Il ruolo dello stato era, ai primi dell’ottocento in via di definizione.
Secondo i primi liberali inglesi doveva essere come “un domatore del circo”, che sta fuori dallo spettacolo, sorveglia, ma non prende parte. Lo stato dirige in modo minimale quello che succede nella società. Questo almeno era l’obiettivo. Si crea una grossa differenza tra la realtà e l’illusione.
Karl Marx individua la divisione tra realtà e illusione molto bene nel testo “Questione ebraica” del 1844. In questo pamphlet si sostiene che nella società feudale la cosiddetta società civile e lo stato coincidevano.
Gli elementi della società civile (proprietà, lavoro, famiglia) erano elevati a momenti di vita statale (corporazione, signoria, villaggio). Non c’era una suddivisione netta tra momento privato e momento pubblico. La trasformazione borghese ha creato questa separazione.
I cittadini sono uguali di fronte allo stato e alla legge ma restano profondamente diversi nella società civile. L’uomo ha ora due esistenze: l’uomo politico e l’uomo economico. La rivoluzione borghese crea l’uguaglianza illusoria (politica) e la disuguaglianza reale (economica). Secondo Marx l’allineamento delle due uguaglianze è impossibile nella società capitalistica.
La questione del rapporto tra stato e società civile sarà al centro del dibattito politico per molto tempo. Vediamo alcune opinioni di “gente importante” del XIX secolo:
Secondo Thomas Paine (“Buonsenso” – 1776) lo stato doveva solo punire gli eccessi negativi commessi dall’uomo. Crede fermamente nelle capacità del libero mercato di rispondere alle richieste di felicità degli individui. “La società civile è prodotta dai nostri bisogni, e il governo dalla nostra malvagità”.
Emmanuel Joseph Siéyès
Vede nella borghesia la forza trainante della società e quello che più di ogni altra va lasciata libera di agire. Anche lui, come Paine, auspica uno stato con pochi poteri. Entrambi pensano che l’uomo sia portato per natura ad una competizione pacifica, alla cooperazione, alla solidarietà. Lo stato deve ricoprire esclusivamente il ruolo di controllore.

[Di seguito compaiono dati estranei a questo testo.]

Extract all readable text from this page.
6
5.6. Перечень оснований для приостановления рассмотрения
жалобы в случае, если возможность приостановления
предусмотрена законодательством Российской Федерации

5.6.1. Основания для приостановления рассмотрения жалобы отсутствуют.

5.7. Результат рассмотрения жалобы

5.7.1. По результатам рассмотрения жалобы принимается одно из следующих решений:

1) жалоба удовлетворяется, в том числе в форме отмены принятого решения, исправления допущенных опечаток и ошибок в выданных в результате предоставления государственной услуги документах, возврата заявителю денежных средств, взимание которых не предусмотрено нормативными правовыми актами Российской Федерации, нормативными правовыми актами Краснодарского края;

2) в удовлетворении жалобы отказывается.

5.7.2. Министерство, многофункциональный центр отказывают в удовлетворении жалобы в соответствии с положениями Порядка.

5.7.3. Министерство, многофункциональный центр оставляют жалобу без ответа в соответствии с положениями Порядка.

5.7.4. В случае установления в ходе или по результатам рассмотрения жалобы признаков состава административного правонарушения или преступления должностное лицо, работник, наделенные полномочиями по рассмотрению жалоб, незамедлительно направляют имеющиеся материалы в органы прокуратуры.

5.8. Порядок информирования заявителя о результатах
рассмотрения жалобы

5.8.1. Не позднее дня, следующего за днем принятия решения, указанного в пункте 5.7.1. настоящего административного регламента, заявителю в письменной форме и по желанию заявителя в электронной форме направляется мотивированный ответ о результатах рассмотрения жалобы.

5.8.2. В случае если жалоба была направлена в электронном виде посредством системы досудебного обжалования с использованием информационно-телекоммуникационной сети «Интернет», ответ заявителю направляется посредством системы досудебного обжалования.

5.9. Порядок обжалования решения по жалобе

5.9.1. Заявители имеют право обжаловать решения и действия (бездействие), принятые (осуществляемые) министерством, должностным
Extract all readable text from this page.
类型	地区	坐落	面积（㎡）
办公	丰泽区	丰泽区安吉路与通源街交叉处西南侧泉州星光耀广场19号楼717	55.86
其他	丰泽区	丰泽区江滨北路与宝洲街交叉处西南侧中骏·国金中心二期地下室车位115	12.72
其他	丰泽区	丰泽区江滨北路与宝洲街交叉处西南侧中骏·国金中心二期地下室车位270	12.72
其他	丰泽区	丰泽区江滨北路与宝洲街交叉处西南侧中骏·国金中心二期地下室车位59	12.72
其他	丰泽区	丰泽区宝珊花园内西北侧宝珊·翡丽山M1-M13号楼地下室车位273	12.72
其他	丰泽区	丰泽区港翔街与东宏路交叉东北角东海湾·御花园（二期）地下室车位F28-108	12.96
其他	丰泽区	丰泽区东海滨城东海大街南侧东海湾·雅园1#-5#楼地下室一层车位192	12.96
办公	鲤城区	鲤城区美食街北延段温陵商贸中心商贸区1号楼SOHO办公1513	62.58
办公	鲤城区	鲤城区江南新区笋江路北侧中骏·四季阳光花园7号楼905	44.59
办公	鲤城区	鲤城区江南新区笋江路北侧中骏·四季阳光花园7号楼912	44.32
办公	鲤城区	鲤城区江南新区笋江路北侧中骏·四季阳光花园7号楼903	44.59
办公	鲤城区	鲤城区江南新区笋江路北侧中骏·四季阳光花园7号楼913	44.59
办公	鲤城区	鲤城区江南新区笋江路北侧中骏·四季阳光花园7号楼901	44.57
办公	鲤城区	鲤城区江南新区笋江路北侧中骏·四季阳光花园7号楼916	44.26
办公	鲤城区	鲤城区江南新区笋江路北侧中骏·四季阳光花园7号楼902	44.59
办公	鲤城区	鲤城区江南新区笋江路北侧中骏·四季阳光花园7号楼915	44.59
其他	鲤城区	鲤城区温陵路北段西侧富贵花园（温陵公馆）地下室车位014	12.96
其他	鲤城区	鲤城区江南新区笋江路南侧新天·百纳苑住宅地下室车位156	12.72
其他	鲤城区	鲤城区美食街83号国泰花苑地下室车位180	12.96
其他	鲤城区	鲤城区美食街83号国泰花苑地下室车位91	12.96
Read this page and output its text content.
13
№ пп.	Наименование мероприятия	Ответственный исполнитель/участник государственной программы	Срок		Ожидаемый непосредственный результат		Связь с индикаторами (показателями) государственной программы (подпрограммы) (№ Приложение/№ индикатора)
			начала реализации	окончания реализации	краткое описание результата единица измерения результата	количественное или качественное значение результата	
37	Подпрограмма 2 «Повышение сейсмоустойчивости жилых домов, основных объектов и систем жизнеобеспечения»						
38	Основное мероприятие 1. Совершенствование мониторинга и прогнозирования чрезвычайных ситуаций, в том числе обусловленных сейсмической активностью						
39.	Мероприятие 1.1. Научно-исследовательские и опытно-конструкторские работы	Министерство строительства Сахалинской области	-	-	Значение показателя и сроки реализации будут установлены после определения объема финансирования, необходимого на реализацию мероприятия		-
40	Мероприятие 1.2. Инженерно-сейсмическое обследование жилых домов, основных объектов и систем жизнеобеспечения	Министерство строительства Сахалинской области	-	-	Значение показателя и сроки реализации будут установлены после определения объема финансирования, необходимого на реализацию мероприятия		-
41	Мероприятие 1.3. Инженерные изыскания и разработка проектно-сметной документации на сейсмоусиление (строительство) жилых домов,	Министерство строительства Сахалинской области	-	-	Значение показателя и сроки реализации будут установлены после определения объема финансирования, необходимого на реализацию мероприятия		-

Di opinione completamente opposta le idee di grandi pensatori dell’Ottocento:
G. W. Friedrich Hegel (“Filosofia del diritto – 1820) sostiene che lo Stato rappresenta il punto più alto dell’uomo. La società civile non è altro che una giungla, dove la competizione esalta gli aspetti peggiori dell’uomo. E’ lo stato a limitare gli istinti biechi dell’uomo e a valorizzarne le virtù. La Prussia era per lui il riferimento concreto di uno stato forte e di una società civile limitata.
Alexis Tocqueville (“La democrazia in America” – 1840) espone una terza posizione, di grande attualità.

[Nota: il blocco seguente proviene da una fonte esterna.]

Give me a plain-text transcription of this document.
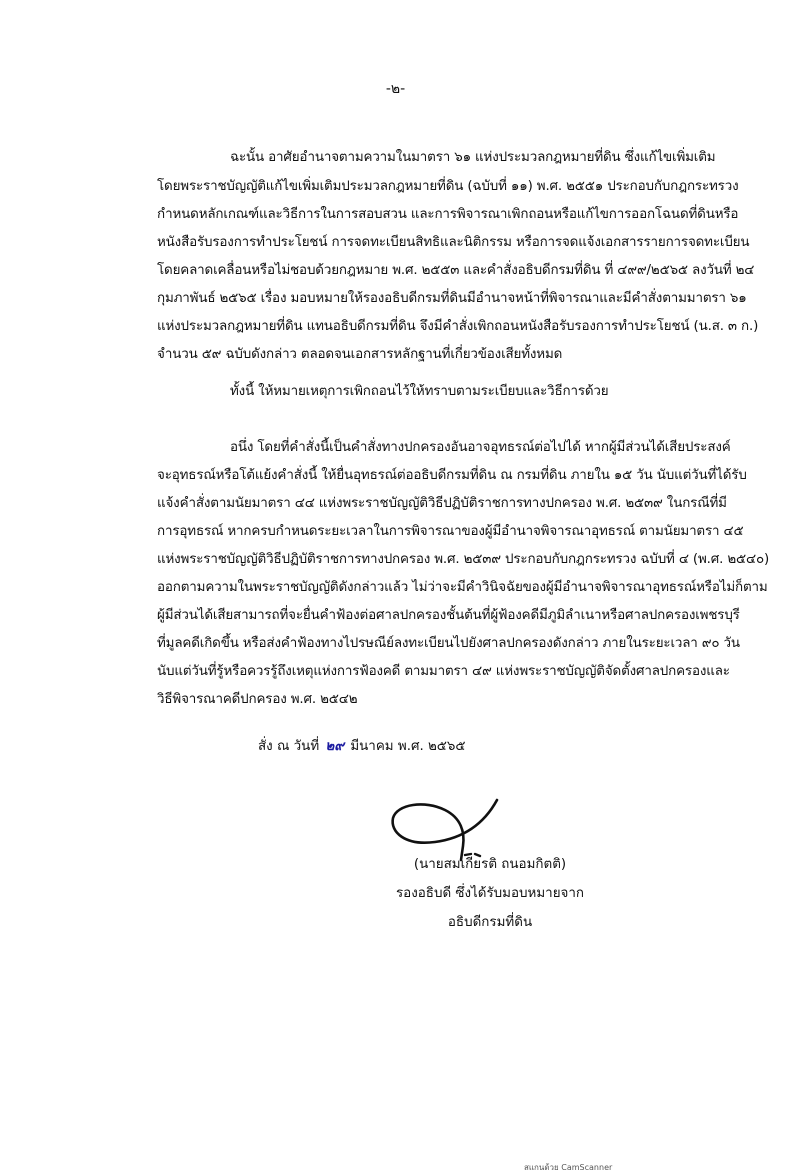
-๒-
ฉะนั้น อาศัยอำนาจตามความในมาตรา ๖๑ แห่งประมวลกฎหมายที่ดิน ซึ่งแก้ไขเพิ่มเติม
โดยพระราชบัญญัติแก้ไขเพิ่มเติมประมวลกฎหมายที่ดิน (ฉบับที่ ๑๑) พ.ศ. ๒๕๕๑ ประกอบกับกฎกระทรวง
กำหนดหลักเกณฑ์และวิธีการในการสอบสวน และการพิจารณาเพิกถอนหรือแก้ไขการออกโฉนดที่ดินหรือ
หนังสือรับรองการทำประโยชน์ การจดทะเบียนสิทธิและนิติกรรม หรือการจดแจ้งเอกสารรายการจดทะเบียน
โดยคลาดเคลื่อนหรือไม่ชอบด้วยกฎหมาย พ.ศ. ๒๕๕๓ และคำสั่งอธิบดีกรมที่ดิน ที่ ๔๙๙/๒๕๖๕ ลงวันที่ ๒๔
กุมภาพันธ์ ๒๕๖๕ เรื่อง มอบหมายให้รองอธิบดีกรมที่ดินมีอำนาจหน้าที่พิจารณาและมีคำสั่งตามมาตรา ๖๑
แห่งประมวลกฎหมายที่ดิน แทนอธิบดีกรมที่ดิน จึงมีคำสั่งเพิกถอนหนังสือรับรองการทำประโยชน์ (น.ส. ๓ ก.)
จำนวน ๕๙ ฉบับดังกล่าว ตลอดจนเอกสารหลักฐานที่เกี่ยวข้องเสียทั้งหมด
ทั้งนี้ ให้หมายเหตุการเพิกถอนไว้ให้ทราบตามระเบียบและวิธีการด้วย
อนึ่ง โดยที่คำสั่งนี้เป็นคำสั่งทางปกครองอันอาจอุทธรณ์ต่อไปได้ หากผู้มีส่วนได้เสียประสงค์
จะอุทธรณ์หรือโต้แย้งคำสั่งนี้ ให้ยื่นอุทธรณ์ต่ออธิบดีกรมที่ดิน ณ กรมที่ดิน ภายใน ๑๕ วัน นับแต่วันที่ได้รับ
แจ้งคำสั่งตามนัยมาตรา ๔๔ แห่งพระราชบัญญัติวิธีปฏิบัติราชการทางปกครอง พ.ศ. ๒๕๓๙ ในกรณีที่มี
การอุทธรณ์ หากครบกำหนดระยะเวลาในการพิจารณาของผู้มีอำนาจพิจารณาอุทธรณ์ ตามนัยมาตรา ๔๕
แห่งพระราชบัญญัติวิธีปฏิบัติราชการทางปกครอง พ.ศ. ๒๕๓๙ ประกอบกับกฎกระทรวง ฉบับที่ ๔ (พ.ศ. ๒๕๔๐)
ออกตามความในพระราชบัญญัติดังกล่าวแล้ว ไม่ว่าจะมีคำวินิจฉัยของผู้มีอำนาจพิจารณาอุทธรณ์หรือไม่ก็ตาม
ผู้มีส่วนได้เสียสามารถที่จะยื่นคำฟ้องต่อศาลปกครองชั้นต้นที่ผู้ฟ้องคดีมีภูมิลำเนาหรือศาลปกครองเพชรบุรี
ที่มูลคดีเกิดขึ้น หรือส่งคำฟ้องทางไปรษณีย์ลงทะเบียนไปยังศาลปกครองดังกล่าว ภายในระยะเวลา ๙๐ วัน
นับแต่วันที่รู้หรือควรรู้ถึงเหตุแห่งการฟ้องคดี ตามมาตรา ๔๙ แห่งพระราชบัญญัติจัดตั้งศาลปกครองและ
วิธีพิจารณาคดีปกครอง พ.ศ. ๒๕๔๒
สั่ง ณ วันที่ ๒๙ มีนาคม พ.ศ. ๒๕๖๕
(นายสมเกียรติ ถนอมกิตติ)
รองอธิบดี ซึ่งได้รับมอบหมายจาก
อธิบดีกรมที่ดิน
สแกนด้วย CamScanner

“Il tiranno maggiore – sostiene – può essere proprio lo stato democratico con troppa burocrazia e troppo controllo sulla società civile” – La legittimità guadagnata con l’elezione democratica rischia di divenire un pericoloso boomerang se il potere politico non viene controllato da una cittadinanza attiva e competente.

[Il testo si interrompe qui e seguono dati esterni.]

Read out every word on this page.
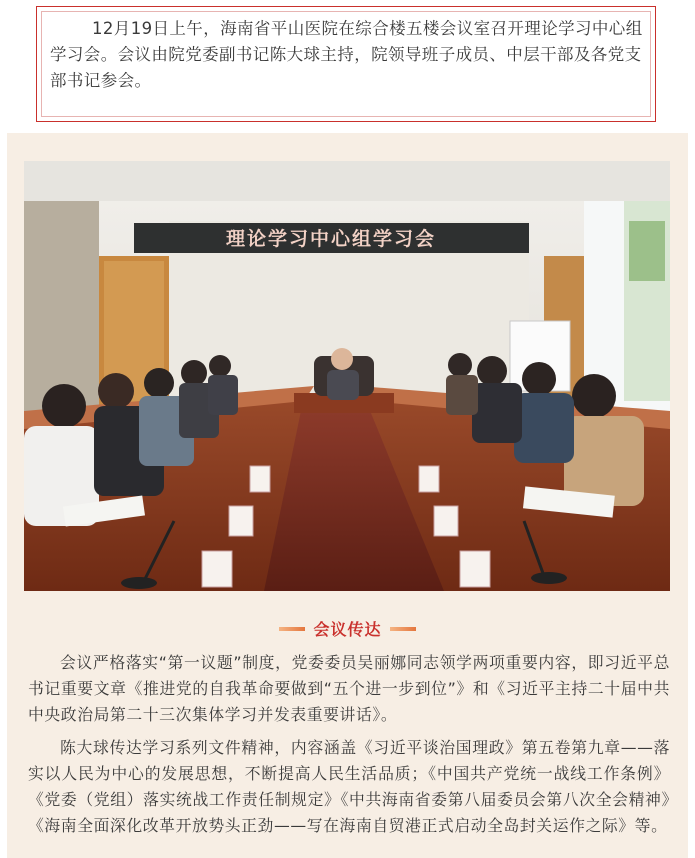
12月19日上午，海南省平山医院在综合楼五楼会议室召开理论学习中心组学习会。会议由院党委副书记陈大球主持，院领导班子成员、中层干部及各党支部书记参会。
理论学习中心组学习会
会议传达
会议严格落实“第一议题”制度，党委委员吴丽娜同志领学两项重要内容，即习近平总书记重要文章《推进党的自我革命要做到“五个进一步到位”》和《习近平主持二十届中共中央政治局第二十三次集体学习并发表重要讲话》。
陈大球传达学习系列文件精神，内容涵盖《习近平谈治国理政》第五卷第九章——落实以人民为中心的发展思想，不断提高人民生活品质；《中国共产党统一战线工作条例》《党委（党组）落实统战工作责任制规定》《中共海南省委第八届委员会第八次全会精神》《海南全面深化改革开放势头正劲——写在海南自贸港正式启动全岛封关运作之际》等。
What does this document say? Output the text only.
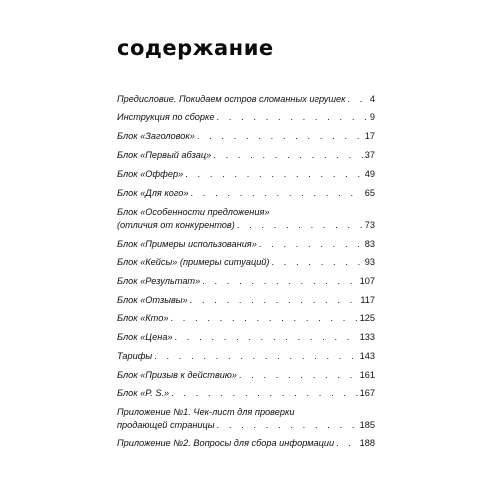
содержание
Предисловие. Покидаем остров сломанных игрушек . . .	4
Инструкция по сборке . . .	9
Блок «Заголовок» . . .	17
Блок «Первый абзац» . . .	37
Блок «Оффер» . . .	49
Блок «Для кого» . . .	65
Блок «Особенности предложения»
(отличия от конкурентов) . . .	73
Блок «Примеры использования» . . .	83
Блок «Кейсы» (примеры ситуаций) . . .	93
Блок «Результат» . . .	107
Блок «Отзывы» . . .	117
Блок «Кто» . . .	125
Блок «Цена» . . .	133
Тарифы . . .	143
Блок «Призыв к действию» . . .	161
Блок «P. S.» . . .	167
Приложение №1. Чек-лист для проверки
продающей страницы . . .	185
Приложение №2. Вопросы для сбора информации . . .	188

Come possibili rimedi individua la proliferazione delle associazioni di cittadini e l’esistenza di un esercito di leva. In generale è fondamentale il ruolo attivo della cittadinanza.
RIASSUNTO:
1 – Stato debole-società civile forte (Paine-Seyes)
2 – Stato forte-società civile debole (Hegel)
3 – Società civile attiva per evitare la dittatura dello stato democratico (Touqueville)
In particolare riguardo all’Italia è stato molto acceso il dibattito sui perché del mancato sviluppo in senso liberale dello stato postunitario. Antonio Gramsci attribuisce la responsabilità alla borghesia che ha trovato più comodo mantenere nel sud i vecchi rapporti di potere – clientelare e di favoritismi – facendo un compromesso con i grandi latifondisti meridionali. Il timido tentativo della destra storica fu accantonato definitivamente nel 1876 quando la sinistra borghese inaugurò il TRASFORMISMO abbandonando qualunque velleità riformista.
In Italia, anche nel dopoguerra, possiamo notare una strana convergenza anti-modernizzazione dell’apparato statale: da una parte la maggioranza di governo che perpetua la pratica trasformista sacrificando le riforme “liberali” alle pratiche di scambio elettorale; dall’altra una opposizione comunista e socialista (per gran parte del secolo) poco interessata al miglioramento del sistema (riforme) per sbandierare un possibile cambiamento radicale (rivoluzione).